Bruxelles, 24/09/2010 (Agence Europe) - La Tunisie et l'Union européenne entament, lundi 27 septembre, leurs conversations exploratoires pour rehausser leur coopération et lui octroyer un « statut avancé », à l'instar de celui du Maroc avec lequel un tel cadre novateur a été mis en place dès la fin 2008. Plusieurs pays de la région lui ont d'ailleurs emboîté le pas: Tunisie, Égypte et Jordanie réclament, sous des dénominations parfois variées, l'accession à un tel label qui vaut plus pour la façade politique que pour le contenu lequel peut, selon divers commentateurs, être conçu et mis en œuvre dans le cadre des « plans d'action » existants mis en place dans le cadre de la politique de voisinage.
L'originalité serait de mettre en avant, comme l'écrivent les Tunisiens à l'intention des négociateurs communautaires, la volonté d'assurer à leur pays un accès à un statut de « partenaire avancé » afin de « consacrer un choix stratégique en vue d'un ancrage politique et économique plus soutenu dans l'espace euro-méditerranéen ». Cela traduira, également, « l'appui politique de l'UE aux choix de société opérés par la Tunisie et plus particulièrement au processus de modernisation et de démocratisation engagé par son leadership ».
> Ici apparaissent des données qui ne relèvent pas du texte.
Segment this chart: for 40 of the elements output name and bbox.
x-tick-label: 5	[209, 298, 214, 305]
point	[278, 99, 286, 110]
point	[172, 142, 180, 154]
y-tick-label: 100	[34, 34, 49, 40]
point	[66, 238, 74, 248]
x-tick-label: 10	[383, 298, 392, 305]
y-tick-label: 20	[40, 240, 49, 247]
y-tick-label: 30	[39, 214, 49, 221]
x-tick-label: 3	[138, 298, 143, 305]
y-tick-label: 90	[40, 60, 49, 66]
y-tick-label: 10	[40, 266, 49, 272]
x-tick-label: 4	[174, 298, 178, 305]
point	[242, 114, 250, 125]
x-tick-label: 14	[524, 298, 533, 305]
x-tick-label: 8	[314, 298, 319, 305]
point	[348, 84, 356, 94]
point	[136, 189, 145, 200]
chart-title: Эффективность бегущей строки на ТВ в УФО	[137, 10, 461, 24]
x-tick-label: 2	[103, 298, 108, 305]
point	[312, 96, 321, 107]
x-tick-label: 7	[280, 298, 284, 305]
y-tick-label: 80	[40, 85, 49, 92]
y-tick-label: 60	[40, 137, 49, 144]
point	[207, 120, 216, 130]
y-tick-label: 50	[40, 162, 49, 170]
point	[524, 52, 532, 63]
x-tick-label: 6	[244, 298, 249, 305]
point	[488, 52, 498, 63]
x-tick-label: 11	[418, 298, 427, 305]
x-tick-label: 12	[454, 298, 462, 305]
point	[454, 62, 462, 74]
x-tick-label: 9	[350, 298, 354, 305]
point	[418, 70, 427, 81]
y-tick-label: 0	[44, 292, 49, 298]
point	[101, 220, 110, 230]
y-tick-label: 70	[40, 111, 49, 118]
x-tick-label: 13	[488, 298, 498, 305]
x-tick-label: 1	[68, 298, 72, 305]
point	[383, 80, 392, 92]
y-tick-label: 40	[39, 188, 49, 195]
La Tunisie appelle ainsi l'UE à opérer un « tournant dans leurs relations stratégiques ». Dans sa substance, le schéma est proche de celui acquis par les Marocains: multiplication des occasions de rencontre et de dialogue, notamment en marge de chaque session de l'Assemblée générale de l'ONU, mais non pas, dans le cas de la Tunisie, la demande d'un « sommet » périodique. L'exercice se révèle d'ailleurs accaparant pour les chefs d'État, notamment lorsqu'il y a eu défection du souverain marocain au « sommet » de mars dernier à Grenade.
Sur le plan politique, sujet délicat fréquemment à l'ordre du jour des rencontres euro-tunisiennes, la Tunisie propose: - de promouvoir l'échange d'informations et d'expériences sur le rôle de la société civile, la liberté d'expression et le pluralisme des médias ; - l'appui aux programmes d'action des ONG opérant dans les domaines de la protection de l'environnement, des personnes handicapées et des personnes en difficultés ; - la mise en place de programmes de protection des droits des immigrés contre le racisme, la xénophobie et la discrimination dans les pays d'accueil, ainsi que l'institution de mécanismes d'aide au retour volontaire ;
- l'appui aux programmes de diffusion de la culture des droits de l'Homme, notamment dans les établissements d'enseignement et auprès des jeunes en général ; - la mise en place de cycles de formation approfondie en matière de droits de l'Homme pour le personnel judiciaire.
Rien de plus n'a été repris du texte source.